British survival games are weird. [The Last Resort by Susi Holliday]

Seven strangers. Seven secrets. One perfect crime.

When Amelia is invited to an all-expenses-paid retreat on a private island, the mysterious offer is too good to refuse. Along with six other strangers, she’s told they’re here to test a brand-new product for Timeo Technologies. But the guests’ excitement soon turns to terror when the real reason for their summons becomes clear.

Each guest has a guilty secret. And when they’re all forced to wear a memory-tracking device that reveals their dark and shameful deeds to their fellow guests, there’s no hiding from the past. This is no luxury retreat—it’s a trap they can’t get out of.

As the clock counts down to the lavish end-of-day party they’ve been promised, injuries and in-fighting split the group. But with no escape from the island—or the other guests’ most shocking secrets—Amelia begins to suspect that her only hope for survival is to be the last one standing. Can she confront her own dark past to uncover the truth—before it’s too late to get out?

I'm in the middle/working towards finishing several books. Maybe had I not run through six volumes of Attack on Titan I might have finished them. But I read those volumes, AND I'D DO IT AGAIN! The point is I'm happy to be finishing my reads for the year with another NetGalley read. Hitting that arbitrary and recently set goal of 150 books in 2020, only because of the six volumes? It felt a bit like cheating. So finishing the year with a book I'd received to review feels only right. 

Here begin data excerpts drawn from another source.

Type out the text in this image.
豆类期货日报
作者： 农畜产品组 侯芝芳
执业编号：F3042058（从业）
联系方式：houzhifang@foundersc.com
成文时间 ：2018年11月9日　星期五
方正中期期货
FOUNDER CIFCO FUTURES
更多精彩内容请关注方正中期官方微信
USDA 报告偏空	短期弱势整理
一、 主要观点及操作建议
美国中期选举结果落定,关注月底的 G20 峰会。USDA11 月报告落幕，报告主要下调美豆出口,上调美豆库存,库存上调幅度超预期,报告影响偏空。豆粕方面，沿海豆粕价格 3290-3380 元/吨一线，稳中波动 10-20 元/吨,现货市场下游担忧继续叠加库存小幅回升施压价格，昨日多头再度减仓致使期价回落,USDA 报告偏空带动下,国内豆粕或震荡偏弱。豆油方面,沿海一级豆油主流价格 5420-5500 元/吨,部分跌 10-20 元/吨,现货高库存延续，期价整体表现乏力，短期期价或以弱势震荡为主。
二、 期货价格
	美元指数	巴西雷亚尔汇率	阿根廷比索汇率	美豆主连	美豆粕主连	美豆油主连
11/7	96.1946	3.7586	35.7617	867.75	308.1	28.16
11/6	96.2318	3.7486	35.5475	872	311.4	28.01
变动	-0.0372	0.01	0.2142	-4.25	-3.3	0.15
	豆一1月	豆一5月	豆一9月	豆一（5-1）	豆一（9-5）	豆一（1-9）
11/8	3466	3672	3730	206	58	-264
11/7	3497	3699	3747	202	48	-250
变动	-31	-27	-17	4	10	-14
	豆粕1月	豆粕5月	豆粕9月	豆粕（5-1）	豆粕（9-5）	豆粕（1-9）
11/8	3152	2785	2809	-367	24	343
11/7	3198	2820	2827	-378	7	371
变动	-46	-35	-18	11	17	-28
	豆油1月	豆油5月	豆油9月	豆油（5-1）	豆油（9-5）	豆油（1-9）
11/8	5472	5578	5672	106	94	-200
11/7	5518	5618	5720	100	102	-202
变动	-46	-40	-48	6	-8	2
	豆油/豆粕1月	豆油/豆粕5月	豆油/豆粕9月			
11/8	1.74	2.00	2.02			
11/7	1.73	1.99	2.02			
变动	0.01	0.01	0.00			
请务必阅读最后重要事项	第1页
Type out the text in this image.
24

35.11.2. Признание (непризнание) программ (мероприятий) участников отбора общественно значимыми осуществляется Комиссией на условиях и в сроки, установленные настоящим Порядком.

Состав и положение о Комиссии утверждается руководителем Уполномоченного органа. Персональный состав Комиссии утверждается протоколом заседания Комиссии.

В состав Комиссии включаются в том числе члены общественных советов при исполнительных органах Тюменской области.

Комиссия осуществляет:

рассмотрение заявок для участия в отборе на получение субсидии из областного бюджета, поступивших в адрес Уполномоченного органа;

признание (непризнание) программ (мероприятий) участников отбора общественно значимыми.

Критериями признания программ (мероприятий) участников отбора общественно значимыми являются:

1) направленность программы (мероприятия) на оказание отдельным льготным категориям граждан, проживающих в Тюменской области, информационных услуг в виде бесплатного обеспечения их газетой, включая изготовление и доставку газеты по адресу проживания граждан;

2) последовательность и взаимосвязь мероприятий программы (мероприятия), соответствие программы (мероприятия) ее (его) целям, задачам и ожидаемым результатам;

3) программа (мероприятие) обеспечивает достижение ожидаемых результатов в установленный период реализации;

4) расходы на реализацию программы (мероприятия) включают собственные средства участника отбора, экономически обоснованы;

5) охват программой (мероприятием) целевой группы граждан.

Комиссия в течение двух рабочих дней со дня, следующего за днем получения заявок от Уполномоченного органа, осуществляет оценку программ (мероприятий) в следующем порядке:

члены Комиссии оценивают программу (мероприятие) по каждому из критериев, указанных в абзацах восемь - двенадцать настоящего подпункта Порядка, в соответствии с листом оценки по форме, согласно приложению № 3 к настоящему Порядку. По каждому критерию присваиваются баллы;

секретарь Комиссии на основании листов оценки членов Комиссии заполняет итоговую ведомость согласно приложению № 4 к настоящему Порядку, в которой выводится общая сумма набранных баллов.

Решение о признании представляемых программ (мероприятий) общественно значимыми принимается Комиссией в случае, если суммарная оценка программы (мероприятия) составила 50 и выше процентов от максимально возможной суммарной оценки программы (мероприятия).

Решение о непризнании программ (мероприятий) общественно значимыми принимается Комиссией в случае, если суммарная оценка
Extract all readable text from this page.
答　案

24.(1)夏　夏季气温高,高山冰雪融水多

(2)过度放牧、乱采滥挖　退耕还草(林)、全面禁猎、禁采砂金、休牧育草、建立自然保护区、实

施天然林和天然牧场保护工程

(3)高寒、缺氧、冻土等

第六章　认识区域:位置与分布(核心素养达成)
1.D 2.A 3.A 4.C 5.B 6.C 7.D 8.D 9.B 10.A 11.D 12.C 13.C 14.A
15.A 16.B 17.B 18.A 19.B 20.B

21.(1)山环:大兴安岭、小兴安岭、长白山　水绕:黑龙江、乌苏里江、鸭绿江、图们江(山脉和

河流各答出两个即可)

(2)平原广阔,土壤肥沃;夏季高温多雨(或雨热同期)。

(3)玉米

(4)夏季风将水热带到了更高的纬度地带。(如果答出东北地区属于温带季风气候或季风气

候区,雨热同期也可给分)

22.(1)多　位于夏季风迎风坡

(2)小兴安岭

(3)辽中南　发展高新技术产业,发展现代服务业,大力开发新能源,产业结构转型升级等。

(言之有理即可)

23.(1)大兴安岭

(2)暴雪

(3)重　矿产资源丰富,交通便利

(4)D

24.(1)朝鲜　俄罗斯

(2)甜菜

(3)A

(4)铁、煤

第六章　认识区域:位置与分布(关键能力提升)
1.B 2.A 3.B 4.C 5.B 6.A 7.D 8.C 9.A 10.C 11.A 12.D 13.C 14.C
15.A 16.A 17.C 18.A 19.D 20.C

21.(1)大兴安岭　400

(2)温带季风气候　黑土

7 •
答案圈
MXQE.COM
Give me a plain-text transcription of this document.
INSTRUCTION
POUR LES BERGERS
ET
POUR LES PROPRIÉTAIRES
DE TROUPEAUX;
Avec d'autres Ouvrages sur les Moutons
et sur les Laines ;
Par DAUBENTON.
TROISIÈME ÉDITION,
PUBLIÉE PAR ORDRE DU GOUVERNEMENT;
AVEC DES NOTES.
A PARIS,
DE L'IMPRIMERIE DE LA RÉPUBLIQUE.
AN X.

Susi Holliday's The Last Resort has a really interesting, really classic feeling sell. A murder mystery type of vibe, but all on a remote island. Seven strangers plus mysterious free vacation plus secrets revealed should equal tension filled mystery murder thriller, but it didn't. Characters were well-developed with detailed backstories and personality tensions seemingly leading to last-minute group triumph, but we got none of that. The backstories went nowhere. That one character who's good at geography? Oh, that's just a random fact that has no bearing on the story. In fact, everyone's role and outlined capacity did nothing to further the plot, they just were. 

The writing isn't terrible and the story isn't the worst, but for me it went nowhere. There was no real payoff. The character actions were a bit ridiculous. After all the horror and personal invasion they'd repeatedly seen and suffered through, to just keep going along with everything so smoothly was more than a bit ridiculous. You think you've been drugged but you keep eating the free food?! I had been enjoying the story. It wasn't until the last tenth, where everything just rushed to a non-sensical conclusion, that I started to get annoyed. It wasn't a revenge plot and it wasn't about justice. At the end, like our protagonist Amelia asks, all this for what? What was the point? Character motivation provided didn't sell me on character action. All in all the ending felt rushed and I was let down. 2 stars from me.

The Last Resort was published December 01, 2020.